More than 1,100 older community residents without dementia rated frequency of participation in cognitively stimulating activities. After a mean of about 6 years, they underwent clinical evaluation for MCI and AD and then were followed with brief cognitive performance tests for another 5 to 6 years. More frequent cognitive activity was related to slower cognitive decline in those without cognitive impairment and more rapid cognitive decline in AD, with no effect in MCI. The results suggest that late-life cognitive activity compresses the cognitive morbidity of AD by delaying its onset and by hastening cognitive decline after dementia onset.
In prior research, higher level of cognitive activity has been associated with reduced cognitive decline in persons without dementia.
2,9–11 However, its association with cognitive decline within no cognitive impairment or MCI subgroups has not been examined. The present results suggest that the association of frequent cognitive activity with reduced cognitive decline is primarily due to its association with the initial development of cognitive impairment rather than with slowing the progression of cognitive impairment thereafter. Further, few studies have examined the relation of premorbid cognitive activity to cognitive decline in AD and results have been mixed. One study found, like the present one, that higher premorbid activity predicted more rapid cognitive decline, but the cohort was selected and premorbid activity was assessed by retrospective informant report.
12 The other study, like the present one, used a population-based sample and self-report of cognitive activity prior to dementia onset, but findings were mainly negative. Higher level of cognitive activity was not related to more rapid cognitive decline following dementia onset though there was some evidence of the association when cognitive function assessments prior to dementia onset were used in analyses.
13 The present results show the correlation of premorbid cognitive activity with cognitive decline in AD to be statistically robust and comparable in magnitude, but opposite in direction, to cognitive activity's well-established association with change in cognitive function prior to dementia onset.
These findings suggest that cognitive activity somehow enhances the brain's ability to maintain relatively normal function despite the accumulation of a mild to moderate neuropathologic burden, perhaps due to activity-dependent changes in the function and structure of neural systems underlying cognitive functioning.
33,34 Any protection provided by cognitive activity must be limited, however, because cognitively active people do develop dementia. If cognitive activity does somehow allow the brain to tolerate more pathologic changes, those with high premorbid cognitive activity are likely to have a higher pathologic burden than those with low premorbid activity at the time of dementia onset and therefore to experience a more rapidly progressive dementia course. In effect, these results suggest that the benefit of delaying the initial appearance of cognitive impairment comes at the cost of more rapid dementia progression.

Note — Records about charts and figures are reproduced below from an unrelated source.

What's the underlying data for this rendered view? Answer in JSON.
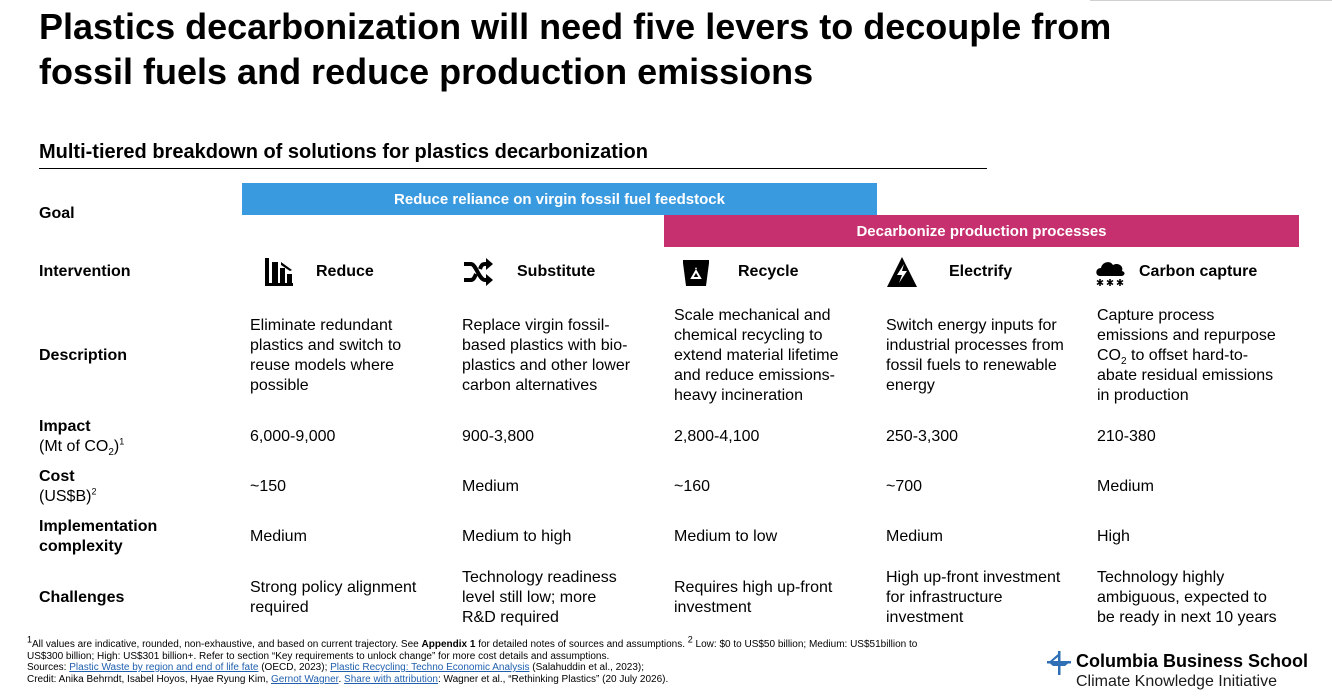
{
  "title": {
    "line1": "Plastics decarbonization will need five levers to decouple from",
    "line2": "fossil fuels and reduce production emissions"
  },
  "subtitle": "Multi-tiered breakdown of solutions for plastics decarbonization",
  "bands": {
    "band1": "Reduce reliance on virgin fossil fuel feedstock",
    "band2": "Decarbonize production processes"
  },
  "colors": {
    "band1": "#3a9ae0",
    "band2": "#c6306f",
    "link": "#1f5fae",
    "brand_icon": "#2f6fb5"
  },
  "rows": {
    "goal": "Goal",
    "intervention": "Intervention",
    "description": "Description",
    "impact": "Impact",
    "impact_unit_pre": "(Mt of CO",
    "impact_unit_sub": "2",
    "impact_unit_post": ")",
    "impact_sup": "1",
    "cost": "Cost",
    "cost_unit": "(US$B)",
    "cost_sup": "2",
    "complexity_l1": "Implementation",
    "complexity_l2": "complexity",
    "challenges": "Challenges"
  },
  "columns": [
    {
      "name": "Reduce",
      "icon": "building-reduce-icon",
      "desc": [
        "Eliminate redundant",
        "plastics and switch to",
        "reuse models where",
        "possible"
      ],
      "impact": "6,000-9,000",
      "cost": "~150",
      "complexity": "Medium",
      "challenges": [
        "Strong policy alignment",
        "required"
      ]
    },
    {
      "name": "Substitute",
      "icon": "shuffle-icon",
      "desc": [
        "Replace virgin fossil-",
        "based plastics with bio-",
        "plastics and other lower",
        "carbon alternatives"
      ],
      "impact": "900-3,800",
      "cost": "Medium",
      "complexity": "Medium to high",
      "challenges": [
        "Technology readiness",
        "level still low; more",
        "R&D required"
      ]
    },
    {
      "name": "Recycle",
      "icon": "recycle-bin-icon",
      "desc": [
        "Scale mechanical and",
        "chemical recycling to",
        "extend material lifetime",
        "and reduce emissions-",
        "heavy incineration"
      ],
      "impact": "2,800-4,100",
      "cost": "~160",
      "complexity": "Medium to low",
      "challenges": [
        "Requires high up-front",
        "investment"
      ]
    },
    {
      "name": "Electrify",
      "icon": "lightning-icon",
      "desc": [
        "Switch energy inputs for",
        "industrial processes from",
        "fossil fuels to renewable",
        "energy"
      ],
      "impact": "250-3,300",
      "cost": "~700",
      "complexity": "Medium",
      "challenges": [
        "High up-front investment",
        "for infrastructure",
        "investment"
      ]
    },
    {
      "name": "Carbon capture",
      "icon": "cloud-capture-icon",
      "desc_l1": "Capture process",
      "desc_l2": "emissions and repurpose",
      "desc_l3_pre": "CO",
      "desc_l3_sub": "2",
      "desc_l3_post": " to offset hard-to-",
      "desc_l4": "abate residual emissions",
      "desc_l5": "in production",
      "impact": "210-380",
      "cost": "Medium",
      "complexity": "High",
      "challenges": [
        "Technology highly",
        "ambiguous, expected to",
        "be ready in next 10 years"
      ]
    }
  ],
  "footnotes": {
    "sup1": "1",
    "l1a": "All values are indicative, rounded, non-exhaustive, and based on current trajectory. See ",
    "l1b": "Appendix 1",
    "l1c": " for detailed notes of sources and assumptions. ",
    "sup2": "2",
    "l1d": " Low: $0 to US$50 billion; Medium: US$51billion to",
    "l2": "US$300 billion; High: US$301 billion+. Refer to section “Key requirements to unlock change” for more cost details and assumptions.",
    "l3a": "Sources: ",
    "l3b": "Plastic Waste by region and end of life fate",
    "l3c": " (OECD, 2023); ",
    "l3d": "Plastic Recycling: Techno Economic Analysis",
    "l3e": " (Salahuddin et al., 2023);",
    "l4a": "Credit: Anika Behrndt, Isabel Hoyos, Hyae Ryung Kim, ",
    "l4b": "Gernot Wagner",
    "l4c": ". ",
    "l4d": "Share with attribution",
    "l4e": ": Wagner et al., “Rethinking Plastics” (20 July 2026)."
  },
  "brand": {
    "name": "Columbia Business School",
    "sub": "Climate Knowledge Initiative"
  }
}
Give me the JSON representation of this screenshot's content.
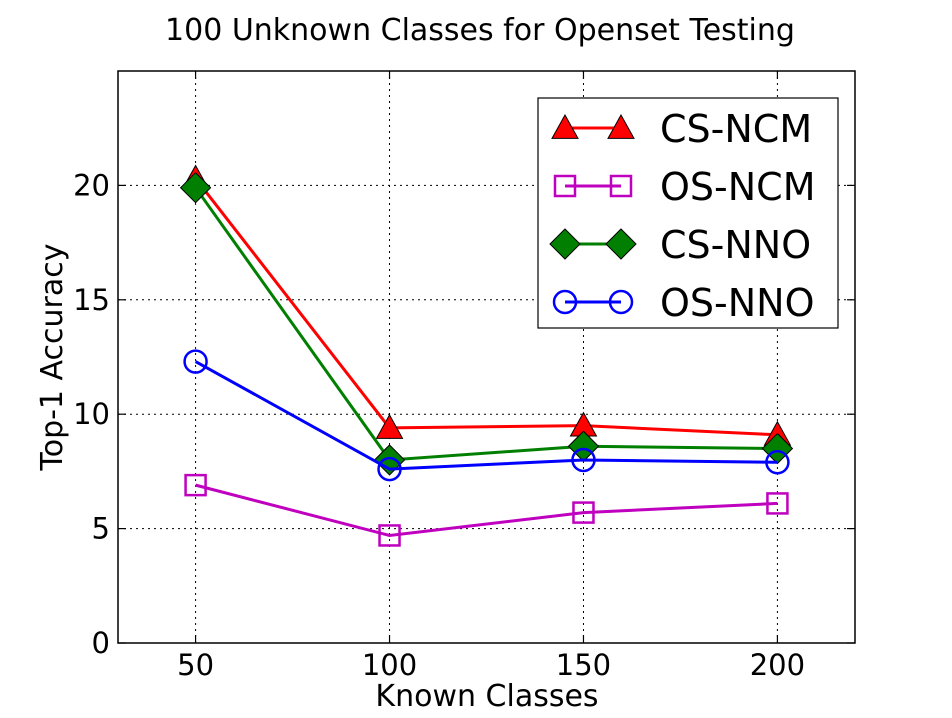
{
  "chart_data": {
    "type": "line",
    "title": "100 Unknown Classes for Openset Testing",
    "xlabel": "Known Classes",
    "ylabel": "Top-1 Accuracy",
    "x": [
      50,
      100,
      150,
      200
    ],
    "xlim": [
      30,
      220
    ],
    "ylim": [
      0,
      25
    ],
    "xticks": [
      50,
      100,
      150,
      200
    ],
    "yticks": [
      0,
      5,
      10,
      15,
      20
    ],
    "grid": true,
    "legend_position": "top-right",
    "series": [
      {
        "name": "CS-NCM",
        "values": [
          20.3,
          9.4,
          9.5,
          9.1
        ],
        "color": "#ff0000",
        "marker": "triangle",
        "marker_fill": "#ff0000"
      },
      {
        "name": "OS-NCM",
        "values": [
          6.9,
          4.7,
          5.7,
          6.1
        ],
        "color": "#bf00bf",
        "marker": "square",
        "marker_fill": "none"
      },
      {
        "name": "CS-NNO",
        "values": [
          19.9,
          8.0,
          8.6,
          8.5
        ],
        "color": "#007f00",
        "marker": "diamond",
        "marker_fill": "#007f00"
      },
      {
        "name": "OS-NNO",
        "values": [
          12.3,
          7.6,
          8.0,
          7.9
        ],
        "color": "#0000ff",
        "marker": "circle",
        "marker_fill": "none"
      }
    ]
  }
}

Because AD gradually evolves over many years, some factors that predict dementia, such as impaired olfaction,
35 are really early signs of the disease. Although a reverse causality hypothesis can account for cognitive activity's association with risk of dementia, it cannot easily explain the correlation between premorbid cognitive activity and cognitive decline in AD observed here or the apparent lack of association between cognitive activity and the neuropathologic lesions underlying AD.
11These observational data suggest that interventions designed to enhance cognitive plasticity
36 may prove beneficial in compressing the cognitive morbidity of AD. In this regard, narrow interventions targeting executive control processes
37,38 and multimodal interventions that engage older persons in challenging pursuits such as taking acting classes
39 or working in an elementary school
40 seem particularly promising. The present results suggest that cognitive enrichment interventions may need to be initiated before the development of cognitive impairment, possibly because many persons with MCI already have substantial levels of AD pathology.

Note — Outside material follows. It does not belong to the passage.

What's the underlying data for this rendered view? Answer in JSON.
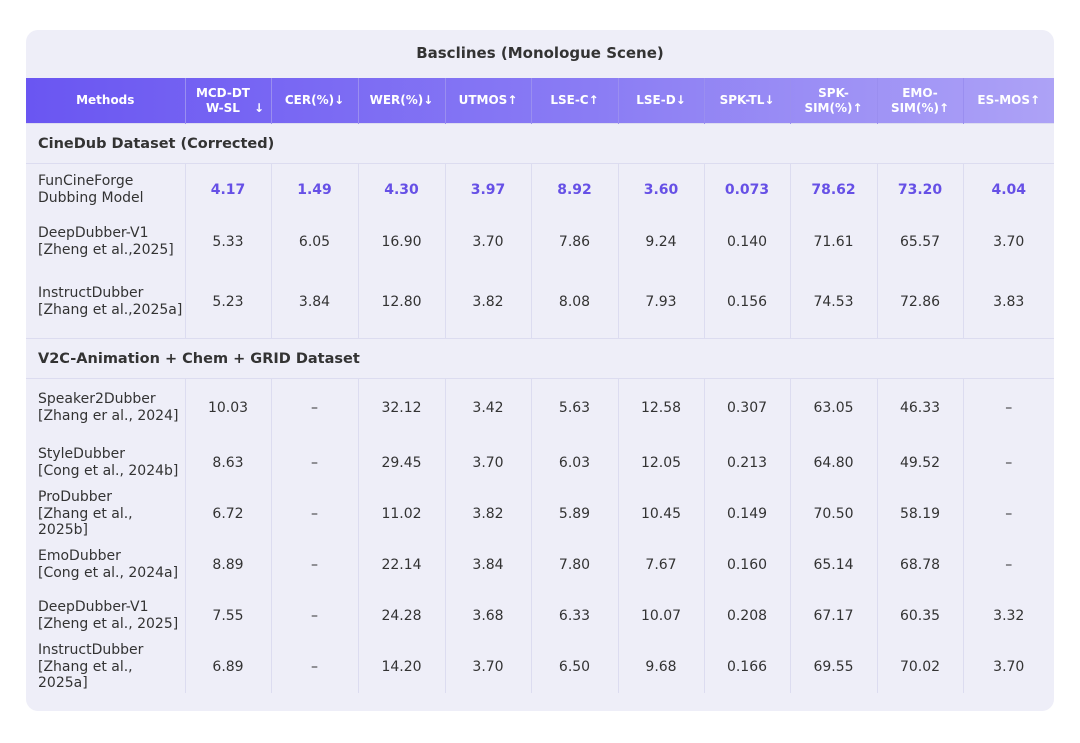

21–23This study has several strengths. Participants were sampled from a defined population and represent a broad spectrum of cognitive function from no impairment to frank dementia, suggesting the results are generalizable. Clinical classification was based on a uniform evaluation and widely used criteria, and cognitive function and cognitive activity were assessed with previously established psychometrically sound measures, enhancing our ability to model cognitive activity's association with cognitive decline in each diagnostic subgroup.

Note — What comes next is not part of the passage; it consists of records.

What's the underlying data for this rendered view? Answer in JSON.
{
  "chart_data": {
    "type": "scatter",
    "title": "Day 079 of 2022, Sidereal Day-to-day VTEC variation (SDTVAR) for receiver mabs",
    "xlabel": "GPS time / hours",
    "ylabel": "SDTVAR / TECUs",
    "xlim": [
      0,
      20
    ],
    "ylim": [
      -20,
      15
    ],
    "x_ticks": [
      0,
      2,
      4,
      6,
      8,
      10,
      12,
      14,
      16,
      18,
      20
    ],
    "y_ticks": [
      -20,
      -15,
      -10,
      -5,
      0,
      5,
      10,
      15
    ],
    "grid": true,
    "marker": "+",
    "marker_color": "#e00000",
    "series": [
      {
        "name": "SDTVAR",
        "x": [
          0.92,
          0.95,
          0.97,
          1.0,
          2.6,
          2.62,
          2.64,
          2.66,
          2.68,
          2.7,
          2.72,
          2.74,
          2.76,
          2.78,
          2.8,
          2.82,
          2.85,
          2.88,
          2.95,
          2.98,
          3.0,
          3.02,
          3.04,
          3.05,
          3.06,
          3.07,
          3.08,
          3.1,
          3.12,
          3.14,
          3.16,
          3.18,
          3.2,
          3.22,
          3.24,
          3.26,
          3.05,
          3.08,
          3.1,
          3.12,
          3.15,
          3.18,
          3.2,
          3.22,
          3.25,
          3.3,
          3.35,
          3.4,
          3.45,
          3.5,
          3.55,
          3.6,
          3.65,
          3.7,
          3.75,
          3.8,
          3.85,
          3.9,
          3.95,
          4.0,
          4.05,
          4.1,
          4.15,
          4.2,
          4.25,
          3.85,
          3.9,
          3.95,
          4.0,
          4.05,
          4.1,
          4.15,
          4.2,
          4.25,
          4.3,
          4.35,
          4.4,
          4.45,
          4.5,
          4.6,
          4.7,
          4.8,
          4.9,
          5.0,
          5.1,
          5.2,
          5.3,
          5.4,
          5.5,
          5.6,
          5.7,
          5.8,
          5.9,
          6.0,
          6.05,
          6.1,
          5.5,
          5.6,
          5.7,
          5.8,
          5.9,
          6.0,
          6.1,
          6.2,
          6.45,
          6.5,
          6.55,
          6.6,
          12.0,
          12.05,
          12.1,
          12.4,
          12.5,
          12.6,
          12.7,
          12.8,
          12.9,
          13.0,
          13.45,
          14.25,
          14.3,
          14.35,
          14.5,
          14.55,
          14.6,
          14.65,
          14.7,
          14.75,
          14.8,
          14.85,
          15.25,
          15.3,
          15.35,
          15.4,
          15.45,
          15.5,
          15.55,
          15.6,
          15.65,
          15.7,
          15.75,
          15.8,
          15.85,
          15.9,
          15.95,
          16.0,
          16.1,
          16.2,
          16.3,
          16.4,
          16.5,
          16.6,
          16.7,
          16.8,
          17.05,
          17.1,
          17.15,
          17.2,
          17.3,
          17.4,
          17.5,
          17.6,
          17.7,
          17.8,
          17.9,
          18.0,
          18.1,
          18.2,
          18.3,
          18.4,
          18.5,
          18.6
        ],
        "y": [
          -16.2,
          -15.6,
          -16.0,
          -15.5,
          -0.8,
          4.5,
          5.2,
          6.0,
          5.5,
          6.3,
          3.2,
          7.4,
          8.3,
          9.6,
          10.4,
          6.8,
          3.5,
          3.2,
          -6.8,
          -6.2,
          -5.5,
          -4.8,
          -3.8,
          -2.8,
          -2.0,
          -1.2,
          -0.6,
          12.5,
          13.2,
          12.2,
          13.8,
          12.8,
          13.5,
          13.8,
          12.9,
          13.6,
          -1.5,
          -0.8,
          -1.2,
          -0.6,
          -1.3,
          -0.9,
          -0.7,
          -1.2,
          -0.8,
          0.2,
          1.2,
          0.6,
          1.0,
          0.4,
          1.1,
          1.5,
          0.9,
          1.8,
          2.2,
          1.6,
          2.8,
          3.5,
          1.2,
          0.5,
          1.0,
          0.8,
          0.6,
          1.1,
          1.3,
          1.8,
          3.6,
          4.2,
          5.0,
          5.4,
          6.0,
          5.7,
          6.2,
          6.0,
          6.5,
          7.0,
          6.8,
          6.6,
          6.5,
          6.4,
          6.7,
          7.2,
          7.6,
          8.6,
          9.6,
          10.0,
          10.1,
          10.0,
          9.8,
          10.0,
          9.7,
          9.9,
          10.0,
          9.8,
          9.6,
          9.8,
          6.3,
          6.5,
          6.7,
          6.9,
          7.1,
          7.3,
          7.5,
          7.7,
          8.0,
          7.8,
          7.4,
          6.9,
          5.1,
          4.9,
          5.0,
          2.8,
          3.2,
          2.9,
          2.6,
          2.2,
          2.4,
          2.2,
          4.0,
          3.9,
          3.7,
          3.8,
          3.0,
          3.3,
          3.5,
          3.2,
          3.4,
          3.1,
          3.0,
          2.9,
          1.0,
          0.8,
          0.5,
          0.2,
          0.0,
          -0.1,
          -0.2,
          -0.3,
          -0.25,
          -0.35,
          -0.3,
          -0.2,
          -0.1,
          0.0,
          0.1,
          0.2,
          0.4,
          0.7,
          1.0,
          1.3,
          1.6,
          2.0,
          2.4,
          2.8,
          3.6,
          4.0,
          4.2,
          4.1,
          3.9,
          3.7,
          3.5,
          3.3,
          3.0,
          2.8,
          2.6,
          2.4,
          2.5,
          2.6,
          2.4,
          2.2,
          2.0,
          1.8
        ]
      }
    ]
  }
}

Study limitations should also be noted. Differences between diagnostic subgroups could have affected results. The composite measures of cognitive function and cognitive activity do not allow determination of whether results vary across domains of cognitive function, as suggested by some prior research,
2,10,11 or whether some activities are more important than others. In addition, with a mean of 2 to 3 observations per individual, we were not well-positioned to capture nonlinear change in cognitive function within diagnostic groups.